Professor Darwall received his B.A. degree from Yale University in 1968 and his Ph.D. degree from the University of Pittsburgh in 1972. From 1972-84 he was a faculty member at the University of North Carolina. He joined the University of Michigan faculty as professor of philosophy in 1984 and was named the John Dewey Collegiate Professor of Philosophy in 2003 and the John Dewey Distinguished University Professor of Philosophy in 2007.
Professor Darwall has long been a leading thinker in the foundation of ethics and the history of moral philosophy, setting the agenda in both subjects. He is the author of five books, including The British Moralists and the Internal 'Ought": 1640 -1740, which cemented his position as the world's foremost authority on the British moral philosophers, and a textbook, Philosophical Ethics, which is widely used throughout the world. His commitment to the University is reflected in his remarkable record of teaching and service.
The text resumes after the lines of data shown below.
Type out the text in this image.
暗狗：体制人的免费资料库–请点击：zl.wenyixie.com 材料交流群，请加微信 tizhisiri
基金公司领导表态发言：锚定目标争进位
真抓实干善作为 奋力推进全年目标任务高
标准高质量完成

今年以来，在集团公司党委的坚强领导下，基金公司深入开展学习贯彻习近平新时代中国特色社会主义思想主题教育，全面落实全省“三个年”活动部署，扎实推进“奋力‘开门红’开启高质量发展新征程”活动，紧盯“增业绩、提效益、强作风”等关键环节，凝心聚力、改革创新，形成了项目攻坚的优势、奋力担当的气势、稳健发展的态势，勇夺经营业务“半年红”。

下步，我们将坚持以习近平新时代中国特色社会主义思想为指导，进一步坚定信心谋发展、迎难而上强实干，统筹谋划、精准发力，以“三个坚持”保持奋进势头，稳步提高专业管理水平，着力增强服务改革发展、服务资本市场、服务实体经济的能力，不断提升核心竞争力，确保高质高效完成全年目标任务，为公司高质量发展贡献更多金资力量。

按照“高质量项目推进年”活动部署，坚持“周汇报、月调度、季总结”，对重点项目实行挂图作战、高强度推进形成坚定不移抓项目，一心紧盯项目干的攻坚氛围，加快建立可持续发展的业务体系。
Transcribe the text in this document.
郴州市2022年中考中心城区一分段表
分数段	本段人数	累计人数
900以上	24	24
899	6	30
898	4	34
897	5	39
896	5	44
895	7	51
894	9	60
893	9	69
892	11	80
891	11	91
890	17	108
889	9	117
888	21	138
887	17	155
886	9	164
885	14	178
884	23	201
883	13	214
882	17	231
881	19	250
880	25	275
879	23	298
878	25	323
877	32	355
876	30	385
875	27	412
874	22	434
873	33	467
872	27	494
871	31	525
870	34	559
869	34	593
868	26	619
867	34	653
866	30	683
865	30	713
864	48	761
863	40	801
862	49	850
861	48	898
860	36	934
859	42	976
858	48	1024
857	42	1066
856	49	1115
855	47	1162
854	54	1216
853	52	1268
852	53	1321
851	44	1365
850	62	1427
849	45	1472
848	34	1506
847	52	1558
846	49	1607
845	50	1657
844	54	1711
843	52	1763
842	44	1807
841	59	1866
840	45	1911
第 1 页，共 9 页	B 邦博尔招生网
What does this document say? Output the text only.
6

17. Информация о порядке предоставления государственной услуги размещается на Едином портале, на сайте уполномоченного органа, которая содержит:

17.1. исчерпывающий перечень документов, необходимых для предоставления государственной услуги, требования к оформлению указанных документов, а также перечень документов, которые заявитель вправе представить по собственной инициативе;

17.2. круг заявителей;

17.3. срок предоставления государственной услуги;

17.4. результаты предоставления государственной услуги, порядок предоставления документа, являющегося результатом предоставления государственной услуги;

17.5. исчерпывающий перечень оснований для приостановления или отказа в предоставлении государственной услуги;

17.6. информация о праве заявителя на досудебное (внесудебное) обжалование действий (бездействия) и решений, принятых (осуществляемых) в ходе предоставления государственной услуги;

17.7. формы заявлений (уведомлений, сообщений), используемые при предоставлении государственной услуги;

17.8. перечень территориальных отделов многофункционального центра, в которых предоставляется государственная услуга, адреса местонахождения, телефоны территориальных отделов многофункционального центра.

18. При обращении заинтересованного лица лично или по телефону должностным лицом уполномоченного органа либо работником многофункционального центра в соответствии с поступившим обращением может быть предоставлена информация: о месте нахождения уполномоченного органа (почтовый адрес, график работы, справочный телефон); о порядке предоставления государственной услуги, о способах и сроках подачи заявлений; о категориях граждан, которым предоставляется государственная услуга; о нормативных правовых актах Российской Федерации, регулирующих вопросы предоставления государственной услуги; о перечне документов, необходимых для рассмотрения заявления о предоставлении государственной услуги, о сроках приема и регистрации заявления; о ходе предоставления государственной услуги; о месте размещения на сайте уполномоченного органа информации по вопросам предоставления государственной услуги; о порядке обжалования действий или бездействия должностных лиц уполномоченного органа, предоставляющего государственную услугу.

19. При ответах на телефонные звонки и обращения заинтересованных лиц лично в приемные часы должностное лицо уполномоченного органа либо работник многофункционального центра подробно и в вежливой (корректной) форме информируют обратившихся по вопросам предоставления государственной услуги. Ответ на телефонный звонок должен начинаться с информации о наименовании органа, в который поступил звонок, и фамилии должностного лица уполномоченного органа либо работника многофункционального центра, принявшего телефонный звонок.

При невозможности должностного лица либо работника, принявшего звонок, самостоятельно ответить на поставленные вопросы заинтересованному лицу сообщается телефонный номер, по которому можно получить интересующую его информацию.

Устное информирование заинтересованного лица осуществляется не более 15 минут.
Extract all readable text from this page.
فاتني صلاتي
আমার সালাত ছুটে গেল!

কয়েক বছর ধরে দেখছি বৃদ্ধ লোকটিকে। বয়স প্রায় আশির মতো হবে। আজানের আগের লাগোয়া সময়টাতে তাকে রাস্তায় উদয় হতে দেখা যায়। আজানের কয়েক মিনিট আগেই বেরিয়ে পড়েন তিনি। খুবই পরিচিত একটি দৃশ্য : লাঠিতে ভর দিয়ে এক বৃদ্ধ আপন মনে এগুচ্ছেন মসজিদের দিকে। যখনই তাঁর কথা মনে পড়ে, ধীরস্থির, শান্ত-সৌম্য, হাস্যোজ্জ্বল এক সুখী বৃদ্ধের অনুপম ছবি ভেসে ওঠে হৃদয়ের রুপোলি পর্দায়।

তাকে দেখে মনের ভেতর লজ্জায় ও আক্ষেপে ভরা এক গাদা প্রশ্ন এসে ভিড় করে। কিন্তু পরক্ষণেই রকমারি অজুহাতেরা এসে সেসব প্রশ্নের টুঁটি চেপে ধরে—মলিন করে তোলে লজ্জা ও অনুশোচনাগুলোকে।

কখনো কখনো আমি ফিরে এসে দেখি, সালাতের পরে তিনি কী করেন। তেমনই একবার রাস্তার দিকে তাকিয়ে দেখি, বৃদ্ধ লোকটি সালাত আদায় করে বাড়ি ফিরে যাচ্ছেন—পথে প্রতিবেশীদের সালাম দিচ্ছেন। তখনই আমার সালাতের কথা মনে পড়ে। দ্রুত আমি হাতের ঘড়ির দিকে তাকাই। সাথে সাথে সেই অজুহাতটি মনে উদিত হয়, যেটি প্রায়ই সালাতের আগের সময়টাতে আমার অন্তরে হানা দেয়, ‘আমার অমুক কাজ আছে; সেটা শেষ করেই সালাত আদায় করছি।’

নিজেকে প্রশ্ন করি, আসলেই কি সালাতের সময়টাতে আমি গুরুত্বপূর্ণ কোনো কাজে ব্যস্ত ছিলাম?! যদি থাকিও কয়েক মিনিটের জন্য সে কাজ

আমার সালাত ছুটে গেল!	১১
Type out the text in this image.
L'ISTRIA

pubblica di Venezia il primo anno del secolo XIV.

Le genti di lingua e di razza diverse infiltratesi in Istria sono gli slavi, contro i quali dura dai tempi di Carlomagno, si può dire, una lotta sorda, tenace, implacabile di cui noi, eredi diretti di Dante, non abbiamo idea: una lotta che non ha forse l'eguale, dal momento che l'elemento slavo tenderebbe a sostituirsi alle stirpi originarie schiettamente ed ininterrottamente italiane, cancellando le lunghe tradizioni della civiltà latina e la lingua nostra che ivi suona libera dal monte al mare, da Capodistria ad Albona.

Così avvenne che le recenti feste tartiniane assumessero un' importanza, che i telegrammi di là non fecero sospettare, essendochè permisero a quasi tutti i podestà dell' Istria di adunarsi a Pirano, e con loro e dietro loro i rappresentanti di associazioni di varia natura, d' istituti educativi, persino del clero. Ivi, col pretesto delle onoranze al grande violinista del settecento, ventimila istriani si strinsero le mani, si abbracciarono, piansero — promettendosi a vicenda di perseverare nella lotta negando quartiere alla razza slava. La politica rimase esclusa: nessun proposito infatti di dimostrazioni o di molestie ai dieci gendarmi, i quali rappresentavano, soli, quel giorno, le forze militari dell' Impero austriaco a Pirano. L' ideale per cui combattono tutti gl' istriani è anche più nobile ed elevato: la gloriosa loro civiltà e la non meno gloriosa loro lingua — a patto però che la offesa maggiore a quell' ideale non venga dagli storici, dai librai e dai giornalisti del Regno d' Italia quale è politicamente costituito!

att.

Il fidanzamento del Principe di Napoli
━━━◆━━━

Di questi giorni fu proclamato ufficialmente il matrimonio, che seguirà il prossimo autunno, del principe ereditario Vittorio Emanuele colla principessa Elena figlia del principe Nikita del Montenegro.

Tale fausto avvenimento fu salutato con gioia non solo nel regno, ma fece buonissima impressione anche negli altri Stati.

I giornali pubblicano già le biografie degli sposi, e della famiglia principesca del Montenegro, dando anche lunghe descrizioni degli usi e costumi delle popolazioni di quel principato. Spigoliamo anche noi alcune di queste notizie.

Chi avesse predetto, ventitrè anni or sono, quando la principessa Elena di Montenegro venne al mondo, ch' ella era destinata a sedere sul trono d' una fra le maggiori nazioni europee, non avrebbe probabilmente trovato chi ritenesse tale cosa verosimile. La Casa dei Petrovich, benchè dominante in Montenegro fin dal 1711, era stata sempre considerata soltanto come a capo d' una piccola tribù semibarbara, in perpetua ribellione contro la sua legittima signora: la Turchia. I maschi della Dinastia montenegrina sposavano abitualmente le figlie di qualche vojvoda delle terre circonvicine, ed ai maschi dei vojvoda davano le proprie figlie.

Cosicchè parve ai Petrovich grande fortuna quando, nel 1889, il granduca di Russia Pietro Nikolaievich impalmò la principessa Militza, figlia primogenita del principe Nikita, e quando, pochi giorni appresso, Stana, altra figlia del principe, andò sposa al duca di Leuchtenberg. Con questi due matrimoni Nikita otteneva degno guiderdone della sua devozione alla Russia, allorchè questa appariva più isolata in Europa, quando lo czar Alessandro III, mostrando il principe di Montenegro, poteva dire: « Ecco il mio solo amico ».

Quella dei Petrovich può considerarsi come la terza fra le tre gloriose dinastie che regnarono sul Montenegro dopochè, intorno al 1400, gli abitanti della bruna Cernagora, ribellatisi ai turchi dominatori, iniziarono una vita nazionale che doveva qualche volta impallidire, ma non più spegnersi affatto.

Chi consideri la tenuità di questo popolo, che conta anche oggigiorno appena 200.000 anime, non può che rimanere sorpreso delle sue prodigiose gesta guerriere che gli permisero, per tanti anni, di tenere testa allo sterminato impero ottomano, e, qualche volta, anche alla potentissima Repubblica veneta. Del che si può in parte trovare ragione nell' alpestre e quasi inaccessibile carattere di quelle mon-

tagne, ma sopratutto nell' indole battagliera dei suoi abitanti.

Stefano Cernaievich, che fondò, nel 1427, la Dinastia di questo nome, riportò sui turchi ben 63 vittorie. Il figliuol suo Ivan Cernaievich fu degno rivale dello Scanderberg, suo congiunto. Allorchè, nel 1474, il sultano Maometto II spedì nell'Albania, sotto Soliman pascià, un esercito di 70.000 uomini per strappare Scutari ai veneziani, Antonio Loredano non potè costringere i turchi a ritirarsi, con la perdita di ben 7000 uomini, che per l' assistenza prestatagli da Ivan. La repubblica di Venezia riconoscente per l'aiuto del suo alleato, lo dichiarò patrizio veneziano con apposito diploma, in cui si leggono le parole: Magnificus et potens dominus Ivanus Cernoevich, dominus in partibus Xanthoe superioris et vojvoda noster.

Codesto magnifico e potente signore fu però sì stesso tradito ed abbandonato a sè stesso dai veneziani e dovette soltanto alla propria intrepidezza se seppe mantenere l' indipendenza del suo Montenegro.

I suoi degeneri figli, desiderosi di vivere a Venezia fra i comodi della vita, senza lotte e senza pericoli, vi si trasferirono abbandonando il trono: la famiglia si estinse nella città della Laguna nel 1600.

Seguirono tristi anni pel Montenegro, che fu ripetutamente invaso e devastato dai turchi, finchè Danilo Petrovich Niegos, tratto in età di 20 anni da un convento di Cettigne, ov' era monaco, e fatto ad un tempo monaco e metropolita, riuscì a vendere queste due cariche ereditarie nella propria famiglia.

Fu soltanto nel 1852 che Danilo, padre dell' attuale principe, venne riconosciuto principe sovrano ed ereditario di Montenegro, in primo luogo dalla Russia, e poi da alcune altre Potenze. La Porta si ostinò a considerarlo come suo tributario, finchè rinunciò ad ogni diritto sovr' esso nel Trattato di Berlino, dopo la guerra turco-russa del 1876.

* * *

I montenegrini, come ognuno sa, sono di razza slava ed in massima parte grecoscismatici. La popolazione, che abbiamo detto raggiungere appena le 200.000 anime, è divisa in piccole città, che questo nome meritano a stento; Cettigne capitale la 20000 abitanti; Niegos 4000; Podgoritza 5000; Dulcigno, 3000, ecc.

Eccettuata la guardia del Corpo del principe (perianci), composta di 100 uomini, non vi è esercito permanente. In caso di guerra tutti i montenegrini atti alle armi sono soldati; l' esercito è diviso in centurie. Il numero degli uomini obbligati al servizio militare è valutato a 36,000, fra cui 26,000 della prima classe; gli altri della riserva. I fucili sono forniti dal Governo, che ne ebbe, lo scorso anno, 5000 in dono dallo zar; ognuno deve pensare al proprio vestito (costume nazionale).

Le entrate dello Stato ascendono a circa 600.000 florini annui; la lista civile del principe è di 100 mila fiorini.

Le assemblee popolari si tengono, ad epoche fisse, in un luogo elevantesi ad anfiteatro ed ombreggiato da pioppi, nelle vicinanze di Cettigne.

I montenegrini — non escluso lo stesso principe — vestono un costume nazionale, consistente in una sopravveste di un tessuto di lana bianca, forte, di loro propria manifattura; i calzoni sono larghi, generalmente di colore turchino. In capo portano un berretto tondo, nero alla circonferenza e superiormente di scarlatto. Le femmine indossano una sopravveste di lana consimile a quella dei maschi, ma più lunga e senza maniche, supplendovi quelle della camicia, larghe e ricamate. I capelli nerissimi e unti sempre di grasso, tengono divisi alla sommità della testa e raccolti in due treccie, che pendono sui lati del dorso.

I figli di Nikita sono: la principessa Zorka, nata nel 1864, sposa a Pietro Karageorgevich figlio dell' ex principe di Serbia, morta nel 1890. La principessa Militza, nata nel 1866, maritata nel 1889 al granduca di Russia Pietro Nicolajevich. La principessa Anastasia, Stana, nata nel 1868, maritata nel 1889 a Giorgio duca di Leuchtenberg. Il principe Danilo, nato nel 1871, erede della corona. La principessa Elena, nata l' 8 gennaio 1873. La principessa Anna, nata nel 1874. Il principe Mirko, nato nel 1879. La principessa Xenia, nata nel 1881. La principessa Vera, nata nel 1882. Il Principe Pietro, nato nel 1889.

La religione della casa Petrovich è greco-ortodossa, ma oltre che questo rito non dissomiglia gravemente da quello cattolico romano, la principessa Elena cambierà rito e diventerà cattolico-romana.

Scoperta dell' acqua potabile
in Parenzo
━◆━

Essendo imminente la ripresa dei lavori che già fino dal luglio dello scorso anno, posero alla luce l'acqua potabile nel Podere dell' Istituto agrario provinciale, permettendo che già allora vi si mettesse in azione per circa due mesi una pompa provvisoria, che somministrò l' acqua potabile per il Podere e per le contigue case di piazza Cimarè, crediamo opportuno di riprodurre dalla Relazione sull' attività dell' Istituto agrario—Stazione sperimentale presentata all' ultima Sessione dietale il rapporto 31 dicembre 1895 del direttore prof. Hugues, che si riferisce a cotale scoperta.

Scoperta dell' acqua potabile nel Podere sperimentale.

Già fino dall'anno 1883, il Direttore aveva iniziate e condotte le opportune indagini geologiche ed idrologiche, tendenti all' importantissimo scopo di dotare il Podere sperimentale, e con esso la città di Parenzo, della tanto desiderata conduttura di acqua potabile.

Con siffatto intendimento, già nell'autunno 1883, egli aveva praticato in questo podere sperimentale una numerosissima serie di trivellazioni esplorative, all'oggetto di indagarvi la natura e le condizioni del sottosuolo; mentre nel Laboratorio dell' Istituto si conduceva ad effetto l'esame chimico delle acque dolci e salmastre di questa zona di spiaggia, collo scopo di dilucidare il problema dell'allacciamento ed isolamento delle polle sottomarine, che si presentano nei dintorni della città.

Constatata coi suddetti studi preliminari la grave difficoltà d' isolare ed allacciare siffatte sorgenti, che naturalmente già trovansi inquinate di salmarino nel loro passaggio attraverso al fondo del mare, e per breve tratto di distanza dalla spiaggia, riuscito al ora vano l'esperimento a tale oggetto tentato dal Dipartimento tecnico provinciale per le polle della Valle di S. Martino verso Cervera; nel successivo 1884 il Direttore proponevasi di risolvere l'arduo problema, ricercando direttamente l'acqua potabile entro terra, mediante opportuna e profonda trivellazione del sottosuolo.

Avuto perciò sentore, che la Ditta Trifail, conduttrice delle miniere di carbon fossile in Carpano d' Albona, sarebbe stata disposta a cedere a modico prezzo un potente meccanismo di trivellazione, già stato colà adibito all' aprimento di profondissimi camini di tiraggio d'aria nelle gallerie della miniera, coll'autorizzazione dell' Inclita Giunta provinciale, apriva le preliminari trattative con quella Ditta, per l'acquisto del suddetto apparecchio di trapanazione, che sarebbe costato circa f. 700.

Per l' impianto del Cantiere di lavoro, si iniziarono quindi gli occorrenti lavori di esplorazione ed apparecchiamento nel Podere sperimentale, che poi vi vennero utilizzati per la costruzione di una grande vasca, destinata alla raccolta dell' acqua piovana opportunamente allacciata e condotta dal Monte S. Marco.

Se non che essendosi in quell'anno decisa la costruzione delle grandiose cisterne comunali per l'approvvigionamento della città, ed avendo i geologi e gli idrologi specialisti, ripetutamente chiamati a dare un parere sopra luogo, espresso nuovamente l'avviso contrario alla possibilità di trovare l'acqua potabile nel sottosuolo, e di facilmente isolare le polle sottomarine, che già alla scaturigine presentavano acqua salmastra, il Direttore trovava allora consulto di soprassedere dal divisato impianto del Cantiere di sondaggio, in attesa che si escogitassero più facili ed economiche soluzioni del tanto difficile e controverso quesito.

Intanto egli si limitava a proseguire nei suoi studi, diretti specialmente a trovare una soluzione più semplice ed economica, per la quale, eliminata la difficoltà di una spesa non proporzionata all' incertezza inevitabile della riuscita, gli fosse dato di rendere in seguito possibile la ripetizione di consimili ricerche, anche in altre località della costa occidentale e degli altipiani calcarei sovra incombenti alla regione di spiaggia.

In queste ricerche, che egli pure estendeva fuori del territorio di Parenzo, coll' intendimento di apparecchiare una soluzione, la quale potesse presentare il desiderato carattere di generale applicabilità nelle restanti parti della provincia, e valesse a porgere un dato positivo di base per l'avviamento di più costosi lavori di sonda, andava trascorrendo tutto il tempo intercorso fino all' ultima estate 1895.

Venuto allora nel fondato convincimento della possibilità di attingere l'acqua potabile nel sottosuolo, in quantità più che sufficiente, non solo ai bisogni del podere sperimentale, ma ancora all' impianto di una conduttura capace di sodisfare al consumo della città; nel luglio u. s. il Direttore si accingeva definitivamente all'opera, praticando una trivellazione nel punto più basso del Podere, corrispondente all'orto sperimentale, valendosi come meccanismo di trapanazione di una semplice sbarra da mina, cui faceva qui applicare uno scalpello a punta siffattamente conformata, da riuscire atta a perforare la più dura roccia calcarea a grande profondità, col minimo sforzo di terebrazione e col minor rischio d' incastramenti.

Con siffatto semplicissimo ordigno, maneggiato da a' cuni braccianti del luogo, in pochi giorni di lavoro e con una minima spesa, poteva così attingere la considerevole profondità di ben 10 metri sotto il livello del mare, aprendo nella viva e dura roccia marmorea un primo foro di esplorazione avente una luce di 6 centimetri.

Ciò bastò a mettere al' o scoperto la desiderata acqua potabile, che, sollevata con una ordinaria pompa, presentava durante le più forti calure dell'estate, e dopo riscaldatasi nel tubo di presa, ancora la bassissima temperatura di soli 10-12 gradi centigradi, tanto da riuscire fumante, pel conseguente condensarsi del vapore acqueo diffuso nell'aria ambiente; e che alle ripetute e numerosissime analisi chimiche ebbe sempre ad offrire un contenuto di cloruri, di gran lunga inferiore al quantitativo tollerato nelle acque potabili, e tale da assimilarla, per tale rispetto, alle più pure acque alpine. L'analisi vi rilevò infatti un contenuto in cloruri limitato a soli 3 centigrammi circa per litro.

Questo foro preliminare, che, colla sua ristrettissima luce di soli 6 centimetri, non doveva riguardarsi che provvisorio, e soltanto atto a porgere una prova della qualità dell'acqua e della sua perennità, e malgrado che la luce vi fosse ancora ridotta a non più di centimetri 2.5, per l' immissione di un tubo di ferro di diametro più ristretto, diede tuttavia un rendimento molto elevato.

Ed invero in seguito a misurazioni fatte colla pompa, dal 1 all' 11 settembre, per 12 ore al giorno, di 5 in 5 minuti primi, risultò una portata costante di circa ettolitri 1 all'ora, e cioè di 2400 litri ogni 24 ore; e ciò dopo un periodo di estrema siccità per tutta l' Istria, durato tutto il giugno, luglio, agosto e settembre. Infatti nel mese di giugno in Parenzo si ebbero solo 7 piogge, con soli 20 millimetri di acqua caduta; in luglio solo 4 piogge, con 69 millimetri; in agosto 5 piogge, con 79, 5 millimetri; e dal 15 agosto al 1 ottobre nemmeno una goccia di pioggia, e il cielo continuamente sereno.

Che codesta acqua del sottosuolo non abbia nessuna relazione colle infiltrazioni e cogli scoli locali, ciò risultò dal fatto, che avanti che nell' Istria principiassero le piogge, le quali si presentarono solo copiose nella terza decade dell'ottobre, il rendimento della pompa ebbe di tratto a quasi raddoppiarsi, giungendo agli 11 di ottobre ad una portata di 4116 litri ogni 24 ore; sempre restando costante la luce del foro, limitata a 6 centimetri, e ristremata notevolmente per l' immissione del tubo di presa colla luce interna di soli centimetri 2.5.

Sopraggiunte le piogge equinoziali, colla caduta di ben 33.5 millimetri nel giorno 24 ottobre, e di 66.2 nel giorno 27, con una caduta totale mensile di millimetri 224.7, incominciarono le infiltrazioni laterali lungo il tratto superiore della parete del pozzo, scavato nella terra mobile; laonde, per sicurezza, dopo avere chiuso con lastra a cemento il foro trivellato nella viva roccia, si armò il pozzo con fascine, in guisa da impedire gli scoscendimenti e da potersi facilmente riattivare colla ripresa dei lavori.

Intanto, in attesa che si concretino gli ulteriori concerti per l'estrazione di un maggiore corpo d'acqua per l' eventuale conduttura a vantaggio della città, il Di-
He often taught popular undergraduate courses in ethics, and was an effective and active graduate advisor. He twice served as chair of the Department of Philosophy (1988-93, 1999-2002) and has been director of the College of LS&A Honors Program since 2003. He is a recipient of the Julia Lockwood Award (1994-99) and the Excellence in Research Award (1997) from the College of LS&A, and received the University of Michigan Humanities Award in 1996. He is a Fellow of the American Academy of Arts and Sciences, and has received fellowships from the National Endowment for the Humanities and the Michigan Society of Fellows. He was president of the American Philosophical Association, Central Division, in 2004-2005.
The Regents now salute this extraordinary scholar by naming Stephen L. Darwall the John Dewey Distinguished University Professor Emeritus of Philosophy and professor emeritus of philosophy.